Hot pink “Post-it” Notes

I work with a “kit” of sound-making objects that I have been collecting for many years. To play the objects, I activate them physically and gesturally, and then process their sounds via my Max-based processing instrument.

I see all of the objects in my collection as indexical to me. While some of them are precious to me because they hold personal historical meaning, others are functional items from daily life that I also feel quite connected to as instruments. For example, I use “Post-it Notes” as sound-producing objects. I extract two or three Post-it tablets from their plastic wrapping, and then instead of peeling off each note piece by piece I grasp the glued edge of a tablet with my fingers, and riffle its pages up against the microphone. Or I pick up two tablets, one in each hand. I quickly interleave their pages, and then “shuffle” them together like a deck of cards, next to the mic. I prefer the hot pink Post-its. It seems to me that hot pink notes are made with slightly thicker paper than the other colors, and so are more responsive sonically when used to create both textural and percussive sounds. The hot-pink pages hitting the microphone or striking against each other can have great punch and impact in the mid-range. When rubbed against the laptop microphone, the pages can sound like brushes circling on a snare drum. (The delicate crispness of the papers’ edges can be heard in the higher frequency range). The Post-its work well as input for my processing, which blurs and morphs the precision of the Post-it sounds with randomized pitch-shifts, glitch, and bursts of feedback.

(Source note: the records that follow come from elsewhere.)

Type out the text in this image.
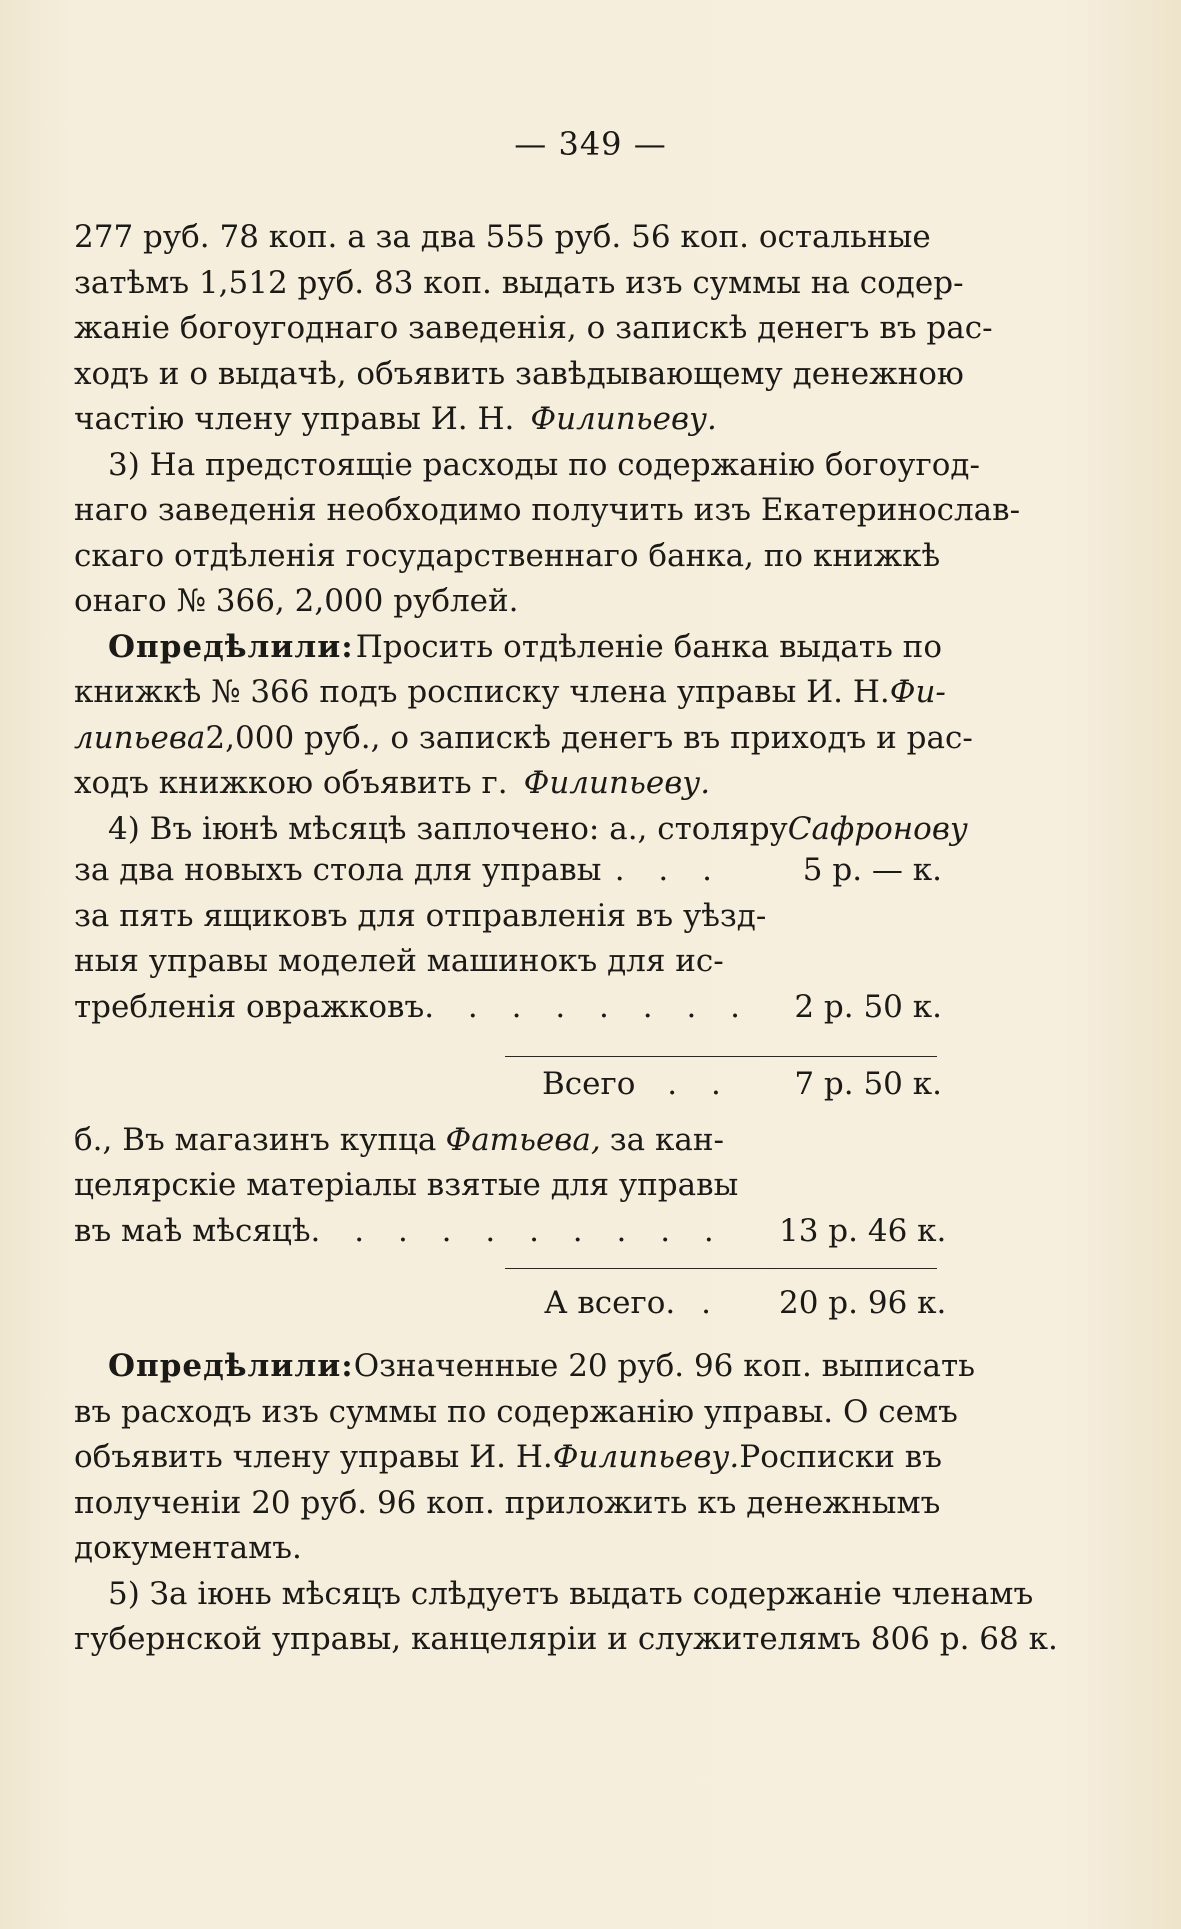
— 349 —
277 руб. 78 коп. а за два 555 руб. 56 коп. остальные
затѣмъ 1,512 руб. 83 коп. выдать изъ суммы на содер-
жаніе богоугоднаго заведенія, о запискѣ денегъ въ рас-
ходъ и о выдачѣ, объявить завѣдывающему денежною
частію члену управы И. Н. Филипьеву.
3) На предстоящіе расходы по содержанію богоугод-
наго заведенія необходимо получить изъ Екатеринослав-
скаго отдѣленія государственнаго банка, по книжкѣ
онаго № 366, 2,000 рублей.
Опредѣлили: Просить отдѣленіе банка выдать по
книжкѣ № 366 подъ росписку члена управы И. Н. Фи-
липьева 2,000 руб., о запискѣ денегъ въ приходъ и рас-
ходъ книжкою объявить г. Филипьеву.
4) Въ іюнѣ мѣсяцѣ заплочено: а., столяру Сафронову
за два новыхъ стола для управы . . .	5 р. — к.
за пять ящиковъ для отправленія въ уѣзд-
ныя управы моделей машинокъ для ис-
требленія овражковъ . . . . . . . .	2 р. 50 к.
Всего . .	7 р. 50 к.
б., Въ магазинъ купца Фатьева, за кан-
целярскіе матеріалы взятые для управы
въ маѣ мѣсяцѣ . . . . . . . . . . 13 р. 46 к.
А всего. .	20 р. 96 к.
Опредѣлили: Означенные 20 руб. 96 коп. выписать
въ расходъ изъ суммы по содержанію управы. О семъ
объявить члену управы И. Н. Филипьеву. Росписки въ
полученіи 20 руб. 96 коп. приложить къ денежнымъ
документамъ.
5) За іюнь мѣсяцъ слѣдуетъ выдать содержаніе членамъ
губернской управы, канцеляріи и служителямъ 806 р. 68 к.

As a quotidian or functional object, a packet of Post-it Notes has potentiality. Each page in a packet is normally used as a writing surface: for a brief annotation, or a quick message or reminder. It’s also temporary: once the annotation has been placed in its proper location, or the message/reminder has been delivered, the note has no further purpose and is discarded, or sometimes it simply gets lost. But when I use the whole Post-it packet as a singular object to make sound, it has a different potentiality. If it’s a deck of cards, it is an empty deck, with no marks or characters. It’s not a fortune-teller’s deck; there is no message.

When working with an object in this way, its meaning and even its indexical character is displaced. The gesture that activates the object into sound quickly becomes disembodied, and the object as an identifiable thing disappears, perhaps even before the sound lands in acoustic space. In my hands, objects are material and concrete, but their meaning changes: not because they represent something new, but because they become something else.

 

 

Andrea Parkins is a sound artist, composer, and electroacoustic improviser, based in Berlin and New York.